Brown wants nuclear energy for non-producers
LONDON (Reuters) - The world must find ways to help non-nuclear states access civilian nuclear power to meet energy needs and tackle the growing threat of climate change, Prime Minister Gordon Brown will say on Tuesday.
Brown will say Iran -- which he calls a "critical proliferation threat" -- is key in proving whether nuclear producers and non-producers can peacefully share enriched uranium to power their economies as the world tries to wean itself off fossil fuels.
"We have to create a new international system to help non-nuclear states acquire the new sources of energy they need," Brown will say, according to extracts from a speech he will give to a nuclear conference in London.
"Because, whether we like it or not, we will not meet the challenges of climate change without the far wider use of civil nuclear power."
Six world powers have offered Iran civilian nuclear cooperation as part of a package of incentives designed to persuade Tehran to give up uranium enrichment, which the West fears is directed at building a nuclear bomb.
Iran says it only wants nuclear power for peaceful purposes and has pledged to press on with its programme.
Under a new nuclear strategy set out last month, Britain proposed helping states which wanted to develop a civil nuclear energy industry -- and tougher measures to stop more states getting nuclear weapons.
Brown favours a "uranium enrichment bond" whereby nuclear producers pledge a supply of enriched uranium subject to agreed safeguards. In return, supply could not be withdrawn simply for political reasons.
The International Energy Agency has said 32 nuclear plants would need to be built each year as part of steps to halve global carbon emissions by 2050 -- a climate change "vision" agreed by industrialised nations last year.
"Iran is a test case for this new philosophy of the right to civil nuclear power with sanctions for rule breakers," Brown will say. "Iran has the same absolute right to a peaceful nuclear programme as any other country."

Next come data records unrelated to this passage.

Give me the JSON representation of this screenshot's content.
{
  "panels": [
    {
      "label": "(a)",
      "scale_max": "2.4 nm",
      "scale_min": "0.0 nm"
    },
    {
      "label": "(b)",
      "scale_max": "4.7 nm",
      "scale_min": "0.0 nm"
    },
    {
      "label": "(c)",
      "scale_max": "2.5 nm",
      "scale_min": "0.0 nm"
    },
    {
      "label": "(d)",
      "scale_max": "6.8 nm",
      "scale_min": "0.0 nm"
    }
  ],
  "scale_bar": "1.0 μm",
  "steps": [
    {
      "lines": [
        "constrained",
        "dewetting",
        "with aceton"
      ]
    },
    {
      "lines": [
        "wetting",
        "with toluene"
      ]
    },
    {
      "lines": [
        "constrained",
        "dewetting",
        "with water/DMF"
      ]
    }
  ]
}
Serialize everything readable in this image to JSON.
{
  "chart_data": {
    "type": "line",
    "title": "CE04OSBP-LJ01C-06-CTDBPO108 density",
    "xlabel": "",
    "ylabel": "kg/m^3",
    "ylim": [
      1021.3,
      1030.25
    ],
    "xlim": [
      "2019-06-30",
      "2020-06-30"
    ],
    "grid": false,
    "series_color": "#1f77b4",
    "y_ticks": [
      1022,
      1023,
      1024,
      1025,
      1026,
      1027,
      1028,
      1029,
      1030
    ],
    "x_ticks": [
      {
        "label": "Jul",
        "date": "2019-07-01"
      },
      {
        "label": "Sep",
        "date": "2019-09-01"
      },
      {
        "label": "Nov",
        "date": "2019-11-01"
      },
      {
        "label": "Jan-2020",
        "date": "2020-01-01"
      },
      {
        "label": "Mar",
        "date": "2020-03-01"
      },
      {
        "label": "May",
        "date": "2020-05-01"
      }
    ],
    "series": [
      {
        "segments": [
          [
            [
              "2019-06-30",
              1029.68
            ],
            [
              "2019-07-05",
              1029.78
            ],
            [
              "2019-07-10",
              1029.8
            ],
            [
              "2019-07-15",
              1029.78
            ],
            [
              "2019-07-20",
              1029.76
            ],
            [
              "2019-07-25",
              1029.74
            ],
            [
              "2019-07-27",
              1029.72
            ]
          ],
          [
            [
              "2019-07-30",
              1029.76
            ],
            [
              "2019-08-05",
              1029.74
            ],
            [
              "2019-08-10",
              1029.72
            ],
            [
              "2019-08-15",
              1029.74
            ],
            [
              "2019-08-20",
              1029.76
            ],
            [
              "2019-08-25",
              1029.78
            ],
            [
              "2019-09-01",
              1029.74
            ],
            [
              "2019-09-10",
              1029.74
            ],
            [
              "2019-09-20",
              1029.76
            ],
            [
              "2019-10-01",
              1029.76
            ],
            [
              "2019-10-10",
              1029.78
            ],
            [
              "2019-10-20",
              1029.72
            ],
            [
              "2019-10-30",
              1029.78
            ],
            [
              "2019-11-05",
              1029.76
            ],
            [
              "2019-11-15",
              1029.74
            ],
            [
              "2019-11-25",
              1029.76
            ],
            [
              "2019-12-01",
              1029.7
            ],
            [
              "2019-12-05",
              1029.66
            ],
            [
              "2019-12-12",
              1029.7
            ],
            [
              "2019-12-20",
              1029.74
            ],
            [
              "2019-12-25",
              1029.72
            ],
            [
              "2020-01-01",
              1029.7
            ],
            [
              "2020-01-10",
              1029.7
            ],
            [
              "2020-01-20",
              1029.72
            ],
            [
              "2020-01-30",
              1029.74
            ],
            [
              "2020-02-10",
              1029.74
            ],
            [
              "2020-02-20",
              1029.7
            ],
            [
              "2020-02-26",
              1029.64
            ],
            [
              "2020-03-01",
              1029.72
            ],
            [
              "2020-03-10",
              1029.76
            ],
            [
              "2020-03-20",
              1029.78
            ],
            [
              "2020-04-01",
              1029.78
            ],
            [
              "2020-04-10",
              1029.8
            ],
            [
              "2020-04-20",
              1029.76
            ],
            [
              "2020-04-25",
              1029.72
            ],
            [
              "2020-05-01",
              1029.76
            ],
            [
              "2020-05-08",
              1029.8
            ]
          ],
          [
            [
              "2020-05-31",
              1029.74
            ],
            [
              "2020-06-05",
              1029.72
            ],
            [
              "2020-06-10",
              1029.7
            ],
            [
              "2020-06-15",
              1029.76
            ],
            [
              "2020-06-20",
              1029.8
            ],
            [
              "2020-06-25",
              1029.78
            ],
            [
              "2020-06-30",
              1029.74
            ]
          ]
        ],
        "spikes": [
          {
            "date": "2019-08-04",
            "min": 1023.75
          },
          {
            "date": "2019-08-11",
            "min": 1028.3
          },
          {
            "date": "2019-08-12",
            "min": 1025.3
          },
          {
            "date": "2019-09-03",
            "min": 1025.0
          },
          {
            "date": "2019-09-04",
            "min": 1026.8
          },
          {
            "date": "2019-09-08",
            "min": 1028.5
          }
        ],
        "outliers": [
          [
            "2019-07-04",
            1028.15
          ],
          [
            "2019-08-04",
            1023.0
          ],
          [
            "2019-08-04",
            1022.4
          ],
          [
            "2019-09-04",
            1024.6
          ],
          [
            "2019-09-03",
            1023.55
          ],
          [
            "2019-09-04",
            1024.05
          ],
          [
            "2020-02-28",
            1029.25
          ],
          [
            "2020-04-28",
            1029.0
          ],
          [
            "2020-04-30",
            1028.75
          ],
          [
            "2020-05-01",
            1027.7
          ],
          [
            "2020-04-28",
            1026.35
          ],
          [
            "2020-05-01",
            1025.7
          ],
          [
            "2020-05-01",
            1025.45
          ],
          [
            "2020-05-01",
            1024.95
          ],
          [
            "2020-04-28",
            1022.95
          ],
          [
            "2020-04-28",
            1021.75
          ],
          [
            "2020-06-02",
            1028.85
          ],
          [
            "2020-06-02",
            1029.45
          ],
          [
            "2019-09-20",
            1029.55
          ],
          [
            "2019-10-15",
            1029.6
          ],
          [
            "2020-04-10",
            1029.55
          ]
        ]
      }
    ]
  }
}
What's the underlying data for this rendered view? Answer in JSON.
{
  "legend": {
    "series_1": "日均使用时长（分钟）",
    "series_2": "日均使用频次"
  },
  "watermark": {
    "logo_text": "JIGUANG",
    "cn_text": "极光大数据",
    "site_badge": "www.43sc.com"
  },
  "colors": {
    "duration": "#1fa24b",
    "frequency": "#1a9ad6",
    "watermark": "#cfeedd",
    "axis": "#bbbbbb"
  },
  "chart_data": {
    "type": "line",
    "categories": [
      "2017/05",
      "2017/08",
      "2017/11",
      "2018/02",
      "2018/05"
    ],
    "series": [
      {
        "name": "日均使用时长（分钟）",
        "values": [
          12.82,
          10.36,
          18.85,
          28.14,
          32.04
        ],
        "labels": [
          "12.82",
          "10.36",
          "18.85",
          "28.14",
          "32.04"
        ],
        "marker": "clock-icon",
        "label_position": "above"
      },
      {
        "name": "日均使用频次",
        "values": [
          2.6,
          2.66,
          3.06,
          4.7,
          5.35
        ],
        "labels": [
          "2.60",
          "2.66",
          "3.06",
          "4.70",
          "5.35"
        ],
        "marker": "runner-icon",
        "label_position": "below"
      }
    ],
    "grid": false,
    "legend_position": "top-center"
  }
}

"But ... Iran's current nuclear programme is unacceptable. Its refusal to play by the rules leads us to view its nuclear programme as a critical proliferation threat." "I hope Iran will make the right choice and take advantage of the international community's willingness to negotiate, including (U.S.) President Obama's offer of engagement, rather than face further sanctions and regional instability," Brown will say.
Obama has said the United States would be prepared to extend a hand of peace to Iran if it "unclenched its fist."
Iran has said it is open to talks with Washington but requires a big change in U.S. policy in the Middle East.